Kyla Thornton, a first-year business management major from Memphis and member of the UT Knoxville chapter of the NAACP, felt VIA would help her expand and build upon her extensive volunteer experience.
“Growing up, volunteering is always something I knew I wanted to take part in,” said Thornton. “During high school, I did different volunteer events through the organizations I affiliated with. When going through the college application process, I knew I wanted to be somewhere that held volunteering true to their core values. That is why I chose UT. When I ran across the Volunteer Impact Academy, I knew it would be a great fit for me. I knew that this organization was going to hold me accountable for volunteering in my community while also guiding me in making a positive impact for Knoxville and my peers.”
Students take part in different service and leadership opportunities throughout their time in VIA, in addition to hearing presentations from campus leaders and administrators. The group is participating in a number of activities during their first year:
- Ignite, an opportunity to serve the community and get to know UT before classes begin in the fall
- A 25-hour service requirement
- A course from the Department of Educational Leadership and Policy Studies
- CliftonStrengths, a strengths-based talent assessment that encourages students to be intentional about their leadership, academic, and professional development
- MLK Jr. Days of Service
- Catalyst, a one-day program for emerging student leaders to connect with others and learn more about their own leadership story
“They are very excited and ready to be involved on campus and in their communities,” said Squires. “Several have already completed half of their required service hours or more as well as jumping into some leadership roles within various organizations.”
Regular meetings have allowed the students to connect with one another as they discover new things about themselves and their goals at UT and beyond.
“Each meeting I learn something new about myself and how to contribute positivity to my community,” said Thornton. “The activity I enjoyed the most was where we had to create a headline for what we would like to be known for. This activity allowed us to look at ourselves in a positive light and allow our peers to understand us and our goals. I also enjoyed writing down our goals by answering different questions. This allows us to dive deeper into what we want to achieve for ourselves and the community.”

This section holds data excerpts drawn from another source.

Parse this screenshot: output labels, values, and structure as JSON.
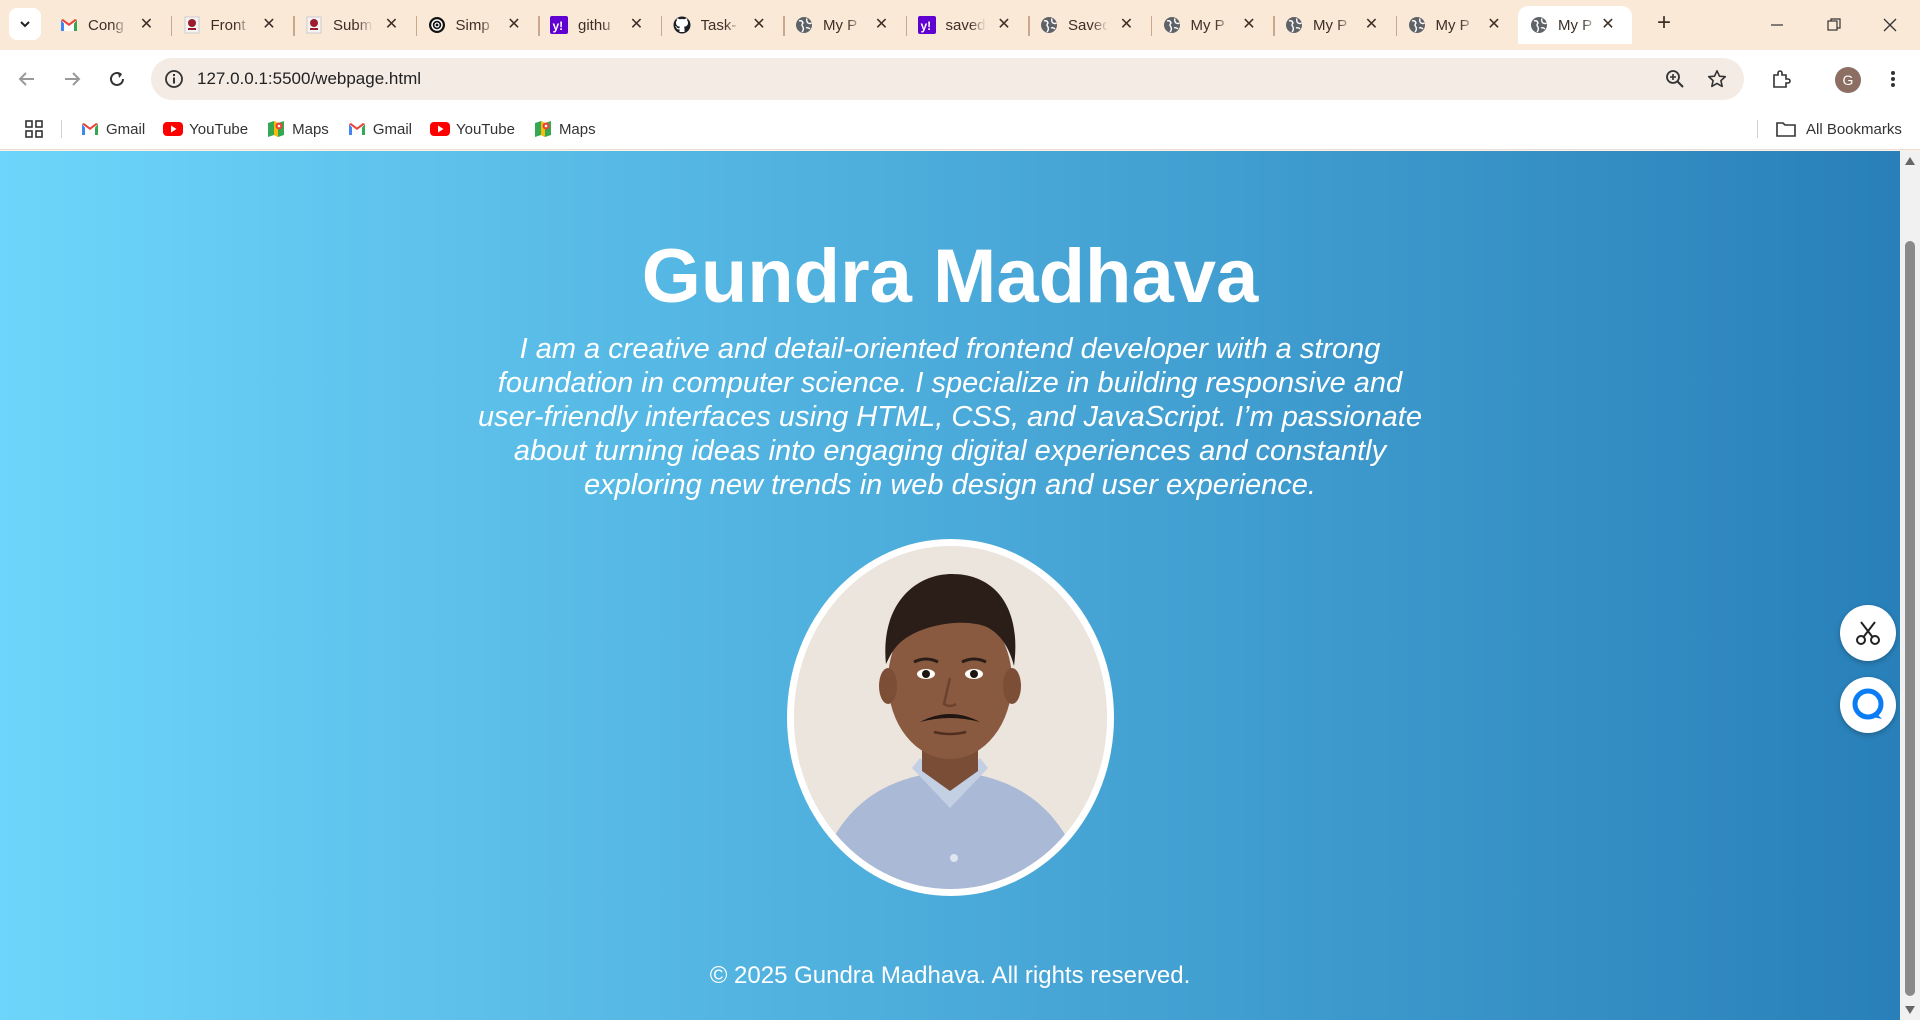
{
  "browser": {
    "tabs": [
      {
        "title": "Cong",
        "icon": "gmail-icon"
      },
      {
        "title": "Front",
        "icon": "college-icon"
      },
      {
        "title": "Subm",
        "icon": "college-icon"
      },
      {
        "title": "Simp",
        "icon": "openai-icon"
      },
      {
        "title": "githu",
        "icon": "yahoo-icon"
      },
      {
        "title": "Task-",
        "icon": "github-icon"
      },
      {
        "title": "My P",
        "icon": "globe-icon"
      },
      {
        "title": "saved",
        "icon": "yahoo-icon"
      },
      {
        "title": "Saved",
        "icon": "globe-icon"
      },
      {
        "title": "My P",
        "icon": "globe-icon"
      },
      {
        "title": "My P",
        "icon": "globe-icon"
      },
      {
        "title": "My P",
        "icon": "globe-icon"
      }
    ],
    "active_tab": {
      "title": "My P",
      "icon": "globe-icon"
    },
    "close_glyph": "✕",
    "new_tab_glyph": "+",
    "url": "127.0.0.1:5500/webpage.html",
    "avatar_letter": "G",
    "bookmarks": [
      {
        "label": "Gmail",
        "icon": "gmail-icon"
      },
      {
        "label": "YouTube",
        "icon": "youtube-icon"
      },
      {
        "label": "Maps",
        "icon": "maps-icon"
      },
      {
        "label": "Gmail",
        "icon": "gmail-icon"
      },
      {
        "label": "YouTube",
        "icon": "youtube-icon"
      },
      {
        "label": "Maps",
        "icon": "maps-icon"
      }
    ],
    "all_bookmarks_label": "All Bookmarks"
  },
  "page": {
    "name": "Gundra Madhava",
    "description": "I am a creative and detail-oriented frontend developer with a strong foundation in computer science. I specialize in building responsive and user-friendly interfaces using HTML, CSS, and JavaScript. I’m passionate about turning ideas into engaging digital experiences and constantly exploring new trends in web design and user experience.",
    "footer": "© 2025 Gundra Madhava. All rights reserved.",
    "gradient": {
      "from": "#6dd5fa",
      "to": "#2980b9"
    }
  }
}
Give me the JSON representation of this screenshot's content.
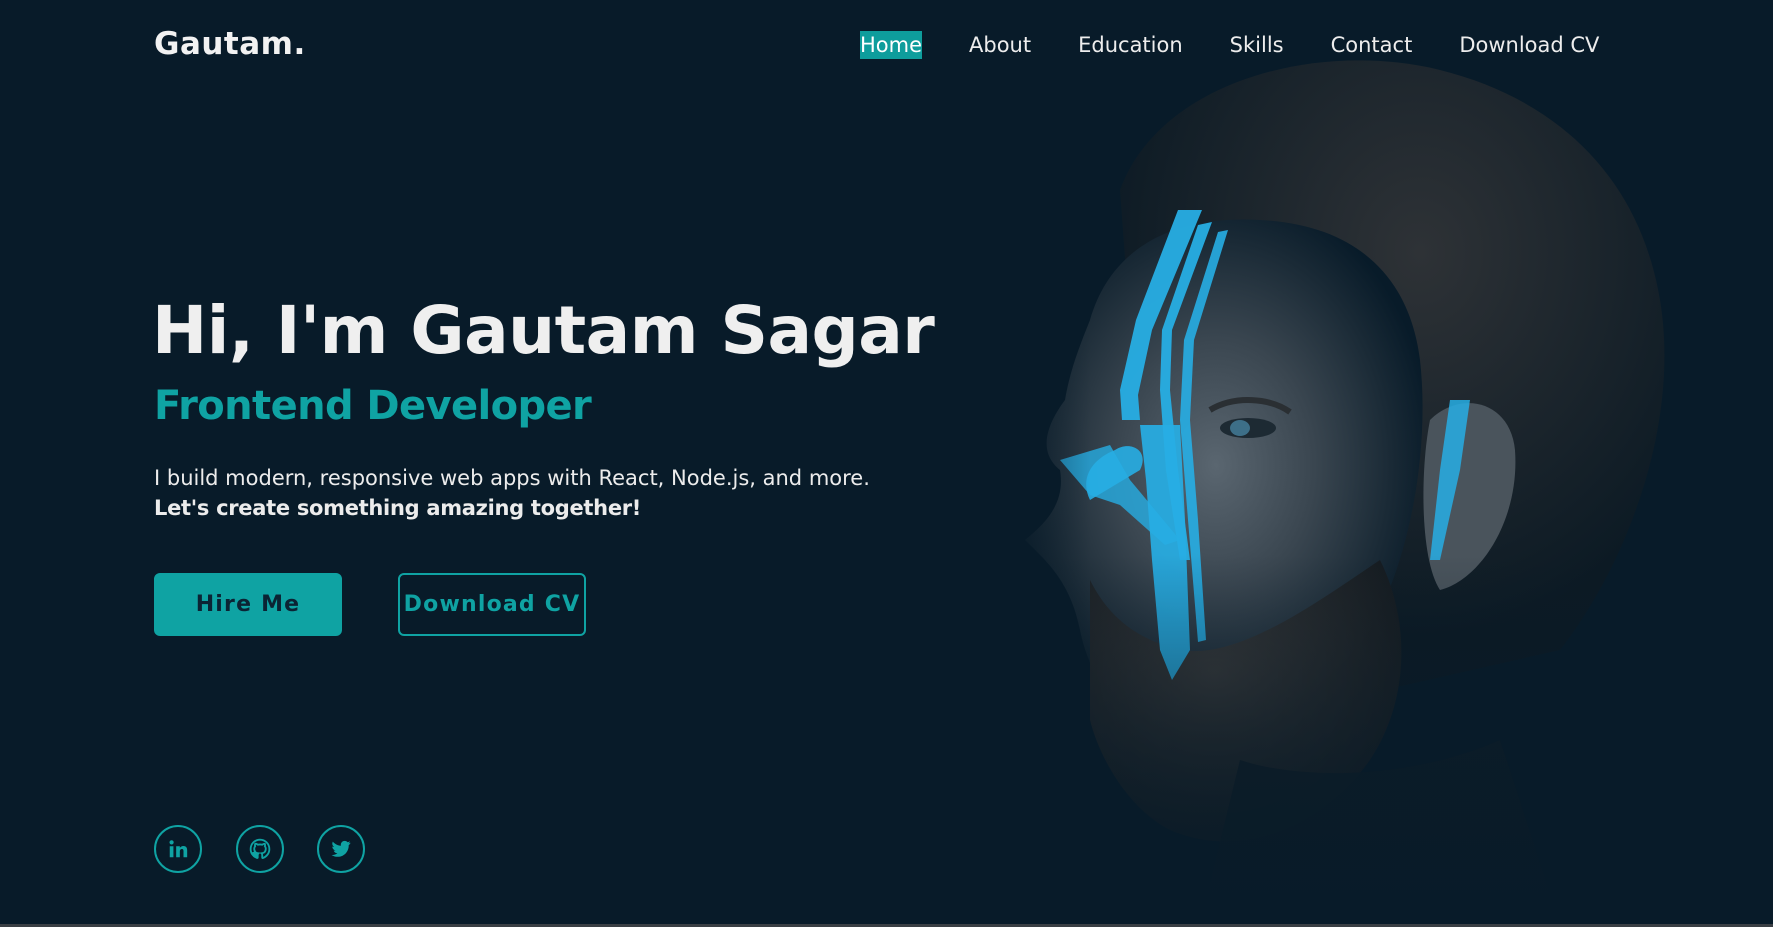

Application to VIA is open to high school seniors with a GPA of 3.0 or higher who have completed their admissions application to the University of Tennessee, Knoxville, for the upcoming fall semester. Applicants should be actively engaged with the community through service projects, clubs, athletics, work, etc., and be interested in personal leadership development and community service engagement. Applications for fall 2023 will open on August 1.